The Advocate: 1st Quarter 2022
Preserving family connections
Advocates need to know that non-related foster homes are unlikely to be permanent placements because of this initiative. Advocates can help by asking parents about other family members, relatives and close family friends. This can help locate someone who has not yet been brought to the Division’s attention and may expedite finding a kin placement. Also it is important for Advocates to establish strong lines of communication with their Caseworkers rather than focusing on rumors about moving the child. Remember, Advocates cannot share information with the foster parents or anyone below the line of confidentiality. If a child has been in the unrelated home for a very long time (over a year) especially during a critical developmental period for attachment (between ages 9 months to 3 years), and the Advocate sees that this child has developed a very strong, loving relationship with the unrelated caregiver, it is warranted to bring these concerns to the attention of the law guardian and the court. While CASA fully supports this well proven initiative we are still bound to advocate for what is in the best interest of each individual child on a case-by-case basis.

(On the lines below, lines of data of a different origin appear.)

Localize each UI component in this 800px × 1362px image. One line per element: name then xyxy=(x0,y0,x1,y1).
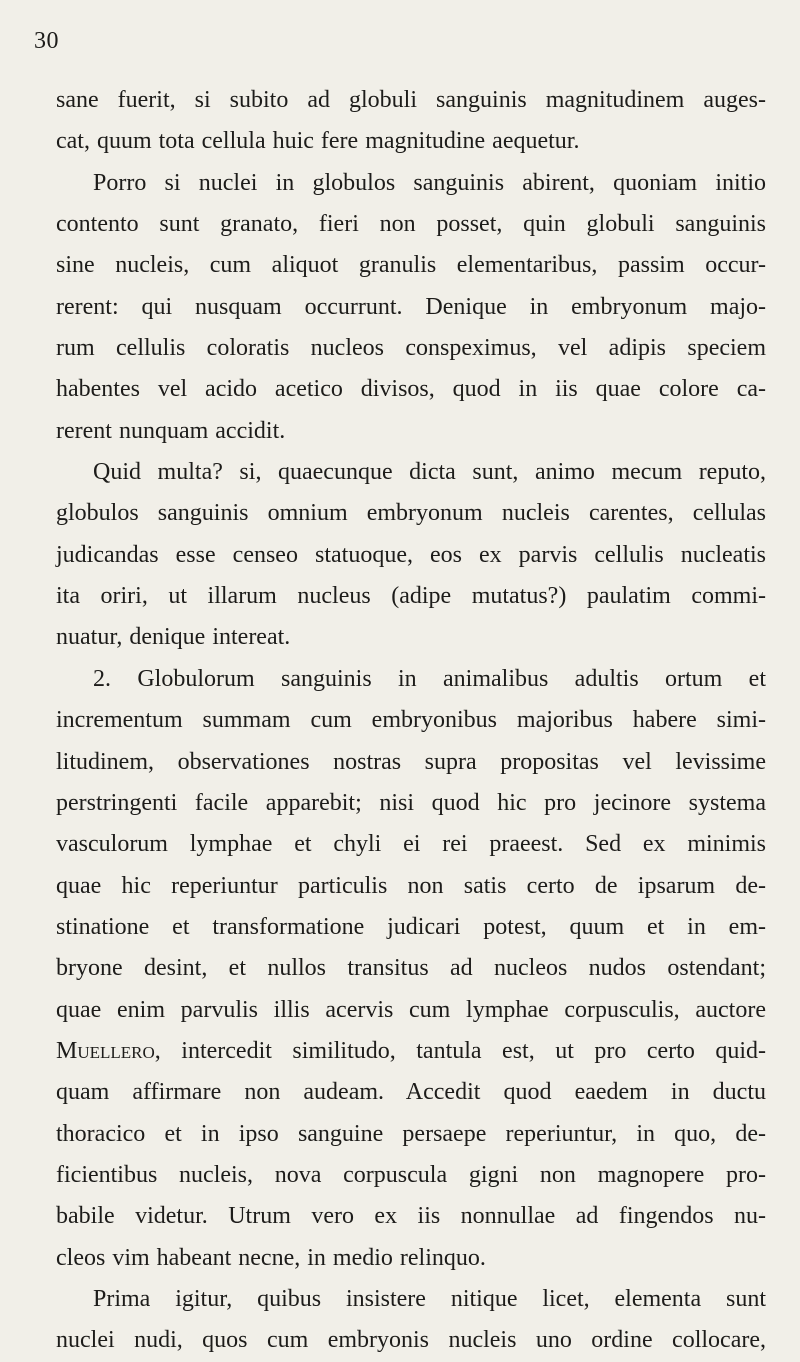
text-line: habentes vel acido acetico divisos, quod in iis quae colore ca- xyxy=(56,376,766,403)
text-line: judicandas esse censeo statuoque, eos ex parvis cellulis nucleatis xyxy=(56,541,766,568)
line-continuation: , intercedit similitudo, tantula est, ut pro certo quid- xyxy=(154,1037,766,1064)
text-line: incrementum summam cum embryonibus majoribus habere simi- xyxy=(56,707,766,734)
text-line: quam affirmare non audeam. Accedit quod eaedem in ductu xyxy=(56,1079,766,1106)
paragraph-start-line: Prima igitur, quibus insistere nitique licet, elementa sunt xyxy=(93,1285,766,1312)
text-line: rerent nunquam accidit. xyxy=(56,417,286,444)
paragraph-start-line: Porro si nuclei in globulos sanguinis abirent, quoniam initio xyxy=(93,169,766,196)
paragraph-start-line: Quid multa? si, quaecunque dicta sunt, animo mecum reputo, xyxy=(93,459,766,486)
text-line: ficientibus nucleis, nova corpuscula gigni non magnopere pro- xyxy=(56,1161,766,1188)
text-line: babile videtur. Utrum vero ex iis nonnullae ad fingendos nu- xyxy=(56,1203,766,1230)
text-line: perstringenti facile apparebit; nisi quod hic pro jecinore systema xyxy=(56,789,766,816)
paragraph-start-line: 2. Globulorum sanguinis in animalibus adultis ortum et xyxy=(93,665,766,692)
text-line: cleos vim habeant necne, in medio relinquo. xyxy=(56,1244,486,1271)
text-line: contento sunt granato, fieri non posset, quin globuli sanguinis xyxy=(56,211,766,238)
text-line: sine nucleis, cum aliquot granulis elementaribus, passim occur- xyxy=(56,252,766,279)
text-line: stinatione et transformatione judicari potest, quum et in em- xyxy=(56,913,766,940)
text-line: ita oriri, ut illarum nucleus (adipe mutatus?) paulatim commi- xyxy=(56,583,766,610)
text-line: nuclei nudi, quos cum embryonis nucleis uno ordine collocare, xyxy=(56,1327,766,1354)
text-line: quae enim parvulis illis acervis cum lymphae corpusculis, auctore xyxy=(56,996,766,1023)
text-line: thoracico et in ipso sanguine persaepe reperiuntur, in quo, de- xyxy=(56,1120,766,1147)
text-line: sane fuerit, si subito ad globuli sanguinis magnitudinem auges- xyxy=(56,87,766,113)
body-text xyxy=(56,80,766,1362)
text-line-with-author-name xyxy=(56,1031,766,1072)
page-number: 30 xyxy=(34,28,59,54)
text-line: vasculorum lymphae et chyli ei rei praeest. Sed ex minimis xyxy=(56,831,766,858)
text-line: bryone desint, et nullos transitus ad nucleos nudos ostendant; xyxy=(56,955,766,982)
text-line: rerent: qui nusquam occurrunt. Denique in embryonum majo- xyxy=(56,293,766,320)
text-line: quae hic reperiuntur particulis non satis certo de ipsarum de- xyxy=(56,872,766,899)
text-line: rum cellulis coloratis nucleos conspeximus, vel adipis speciem xyxy=(56,335,766,362)
text-line: litudinem, observationes nostras supra propositas vel levissime xyxy=(56,748,766,775)
author-name: Muellero xyxy=(56,1037,155,1064)
text-line: globulos sanguinis omnium embryonum nucleis carentes, cellulas xyxy=(56,500,766,527)
text-line: cat, quum tota cellula huic fere magnitudine aequetur. xyxy=(56,128,580,155)
text-line: nuatur, denique intereat. xyxy=(56,624,291,651)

We still have to consider the benefits of placing the child with a relative versus the trauma that can occur when a child is moved.
The Division has embraced this policy called ‘Preserving Family Connections’ because research definitively shows that foster children who are placed with relatives have better placement stability, better permanency outcomes, (they are less likely to re-enter care) and better behavioral and mental health outcomes.
Towards this end, a new Kin Bill (P.L. 2021, c.154 (S3814)) took effect on July 2, 2021. This requires the Division to prioritize placement of children with relatives or other kinship caregivers (including fictive kin, which could be a neighbor or coach) when making placement decisions. Additionally it makes Kinship Legal Guardianship, (KLG) equally viable as adoption for the permanency plan. The Division is now required by law to search for relatives and complete an assessment of each one to see if they can care for the displaced child.
The impact of this policy is far reaching. We are seeing a lot more cases being resolved with KLG agreements, so parents still have visitation and retain their parental rights. Additionally when a child is placed in an unrelated foster home, the Division continues looking for relatives to take that child in (or sometimes to be a meaningful person in the child’s life), no matter how long the child has been there. Candidates for placement who live out-of-state have to undergo an interstate evaluation – which can take months to complete. While this is happening the child could be remaining for an extended period of time in the unrelated foster home, forming strong emotional bonds and becoming attached to the unrelated foster parent. These bonds do not have to be considered by the Division when planning to move a child under this kinship initiative.
Overall, CASA should be aware that there are ways to compromise and having more caring people in a child’s life is always good. Advocates need to remember that it takes a village to raise a child.